Doch dabei sei es nicht geblieben, immer wieder würde es zu Einzelaktionen kommen, die dem Anliegen der Landwirte schaden würden: „Aber auch einige sehr unschöne Einzelaktionen wie ein Galgen am Frontlader mit einer Person oder der Ampel daran. Das ist absolut nicht in Ordnung und aufs Schärfste zu kritisieren, da es einer Gewaltandrohung gleichkommt.“ Eine klare und wichtige Distanzierung von diesen Wahnsinnstaten.

Die Proteste hätten den Sinn, dass ein Dialog ermöglicht wird: „Wir wollen nur gehört werden“ sagt Bäuerin Marie Hoffmann. Mit Rechts wolle man nichts zu tun haben: „Gerade wir als landwirtschaftliche Branche sind nicht daran interessiert, dass rechte Parteien Aufschwung erfahren, da sie zum Beispiel Subventionen gänzlich streichen wollen. Lasst uns daher alle gemeinsam gegen Rechts aufstehen damit wir unsere Demokratie schützen.“

Pauschalierungen schaden dem Dialog

Die Reaktionen unter dem Video, das auch tausende Likes erhalten hat, sprechen eine klare Sprache: „Starkes Video, danke für die Aufklärung!“ schreibt ein Kommentator.

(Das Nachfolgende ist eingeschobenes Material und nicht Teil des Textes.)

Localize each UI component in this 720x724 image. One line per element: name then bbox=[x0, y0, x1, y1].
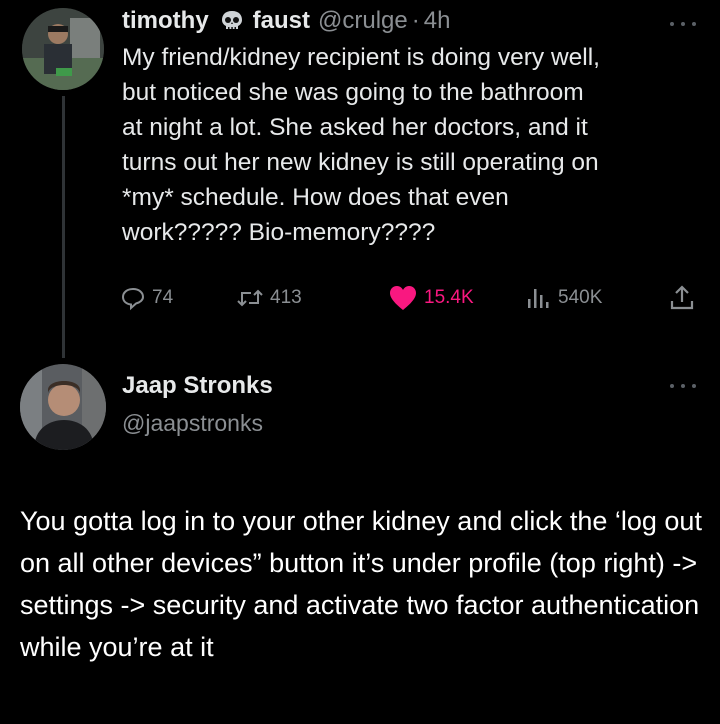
views-count: 540K bbox=[558, 287, 603, 308]
like-button[interactable]: 15.4K bbox=[388, 282, 474, 314]
reply-text: You gotta log in to your other kidney an… bbox=[20, 506, 702, 662]
author-handle[interactable]: @crulge bbox=[318, 7, 408, 35]
share-icon bbox=[670, 285, 694, 310]
heart-icon bbox=[390, 286, 416, 310]
avatar-jaap-stronks[interactable] bbox=[20, 364, 106, 450]
reply-count: 74 bbox=[152, 287, 174, 308]
tweet-text: My friend/kidney recipient is doing very… bbox=[122, 44, 600, 246]
avatar-photo bbox=[20, 364, 106, 450]
reply-icon bbox=[121, 287, 145, 311]
views-button[interactable]: 540K bbox=[524, 282, 602, 314]
more-options-icon[interactable] bbox=[670, 18, 696, 30]
views-icon bbox=[528, 289, 549, 308]
thread-line bbox=[62, 96, 65, 358]
reply-author-name[interactable]: Jaap Stronks bbox=[122, 372, 273, 400]
author-name[interactable]: timothy bbox=[122, 7, 209, 35]
separator-dot: · bbox=[411, 7, 420, 34]
tweet-timestamp[interactable]: 4h bbox=[424, 7, 451, 35]
reply-author-handle[interactable]: @jaapstronks bbox=[122, 410, 263, 437]
like-count: 15.4K bbox=[424, 287, 474, 308]
more-options-icon[interactable] bbox=[670, 380, 696, 392]
author-name-suffix[interactable]: faust bbox=[253, 7, 310, 35]
retweet-button[interactable]: 413 bbox=[236, 282, 302, 314]
retweet-icon bbox=[237, 289, 263, 307]
skull-icon bbox=[219, 8, 245, 34]
avatar-photo bbox=[22, 8, 104, 90]
retweet-count: 413 bbox=[270, 287, 302, 308]
tweet-actions: 74 413 15.4K 540K bbox=[120, 282, 702, 314]
reply-button[interactable]: 74 bbox=[120, 282, 173, 314]
tweet-header: timothy faust @crulge · 4h bbox=[122, 4, 450, 38]
avatar-timothy[interactable] bbox=[22, 8, 104, 90]
share-button[interactable] bbox=[668, 282, 696, 314]
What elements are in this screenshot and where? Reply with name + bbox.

Die rechtsextreme Unterwanderung der Proteste macht vielen Menschen offenbar große Sorgen: „Das sind schon ganz schön viele „Einzelaktionen“ gewesen. Was man da an dummen, rechten und rassistischen Plakaten gesehen hat, war schon heftig“, schreibt eine Nutzerin.

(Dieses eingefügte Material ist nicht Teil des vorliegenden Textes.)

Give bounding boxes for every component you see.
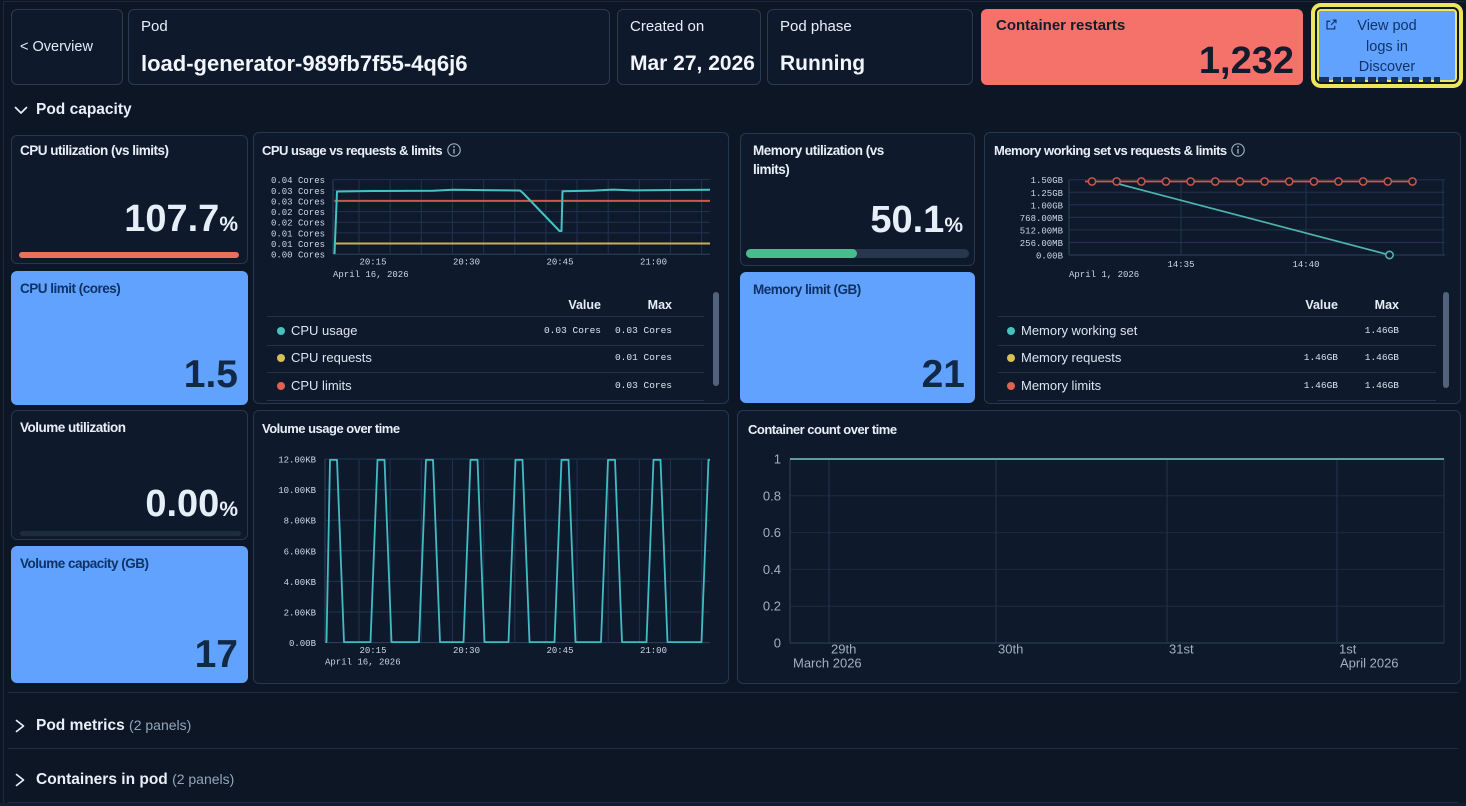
svg-text:0: 0 xyxy=(774,636,781,651)
svg-text:0.00 Cores: 0.00 Cores xyxy=(271,251,325,261)
svg-text:8.00KB: 8.00KB xyxy=(284,517,317,527)
svg-text:0.04 Cores: 0.04 Cores xyxy=(271,176,325,186)
svg-text:29th: 29th xyxy=(831,642,856,657)
svg-text:April 16, 2026: April 16, 2026 xyxy=(333,270,409,280)
svg-text:21:00: 21:00 xyxy=(640,646,667,656)
svg-text:20:30: 20:30 xyxy=(453,646,480,656)
svg-text:0.8: 0.8 xyxy=(763,488,781,503)
svg-text:April 2026: April 2026 xyxy=(1340,656,1399,671)
svg-text:20:15: 20:15 xyxy=(359,646,386,656)
svg-text:1.25GB: 1.25GB xyxy=(1031,189,1064,199)
svg-text:0.02 Cores: 0.02 Cores xyxy=(271,219,325,229)
svg-text:6.00KB: 6.00KB xyxy=(284,547,317,557)
svg-text:1st: 1st xyxy=(1339,642,1357,657)
svg-text:0.2: 0.2 xyxy=(763,599,781,614)
svg-text:30th: 30th xyxy=(998,642,1023,657)
svg-text:20:30: 20:30 xyxy=(453,258,480,268)
svg-text:0.00B: 0.00B xyxy=(289,639,317,649)
svg-text:14:40: 14:40 xyxy=(1292,260,1319,270)
svg-text:20:45: 20:45 xyxy=(546,258,573,268)
svg-text:4.00KB: 4.00KB xyxy=(284,578,317,588)
svg-text:20:15: 20:15 xyxy=(359,258,386,268)
svg-text:1: 1 xyxy=(774,452,781,467)
svg-text:14:35: 14:35 xyxy=(1167,260,1194,270)
svg-text:256.00MB: 256.00MB xyxy=(1020,239,1064,249)
svg-text:0.00B: 0.00B xyxy=(1036,252,1064,262)
svg-text:March 2026: March 2026 xyxy=(793,656,862,671)
svg-text:10.00KB: 10.00KB xyxy=(278,486,316,496)
svg-text:21:00: 21:00 xyxy=(640,258,667,268)
svg-text:20:45: 20:45 xyxy=(546,646,573,656)
svg-text:0.01 Cores: 0.01 Cores xyxy=(271,240,325,250)
svg-text:0.03 Cores: 0.03 Cores xyxy=(271,197,325,207)
svg-text:768.00MB: 768.00MB xyxy=(1020,214,1064,224)
svg-text:0.6: 0.6 xyxy=(763,525,781,540)
svg-text:1.50GB: 1.50GB xyxy=(1031,176,1064,186)
svg-text:0.4: 0.4 xyxy=(763,562,781,577)
svg-text:2.00KB: 2.00KB xyxy=(284,609,317,619)
svg-text:0.01 Cores: 0.01 Cores xyxy=(271,229,325,239)
svg-text:512.00MB: 512.00MB xyxy=(1020,226,1064,236)
svg-text:0.03 Cores: 0.03 Cores xyxy=(271,187,325,197)
svg-text:1.00GB: 1.00GB xyxy=(1031,201,1064,211)
svg-text:31st: 31st xyxy=(1169,642,1194,657)
svg-text:0.02 Cores: 0.02 Cores xyxy=(271,208,325,218)
svg-text:April 1, 2026: April 1, 2026 xyxy=(1069,270,1139,280)
svg-text:12.00KB: 12.00KB xyxy=(278,456,316,466)
svg-text:April 16, 2026: April 16, 2026 xyxy=(325,658,401,668)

Klar ist, dass man bei den Protesten unbedingt differenzieren muss. Die Landwirtschaft hat kein erkennbares Problem mit Rechtsextremismus, vielmehr versucht der organisierte Rechtsextremismus die Landwirtschaft zu instrumentalisieren. Dass diese sich derart klar davon abgrenzt ist nicht nur ein Gebot der Stunde, sondern zeigt auch, dass die Bäuerinnen und Bauern an einem demokratischen, konstruktiven Dialog interessiert sind.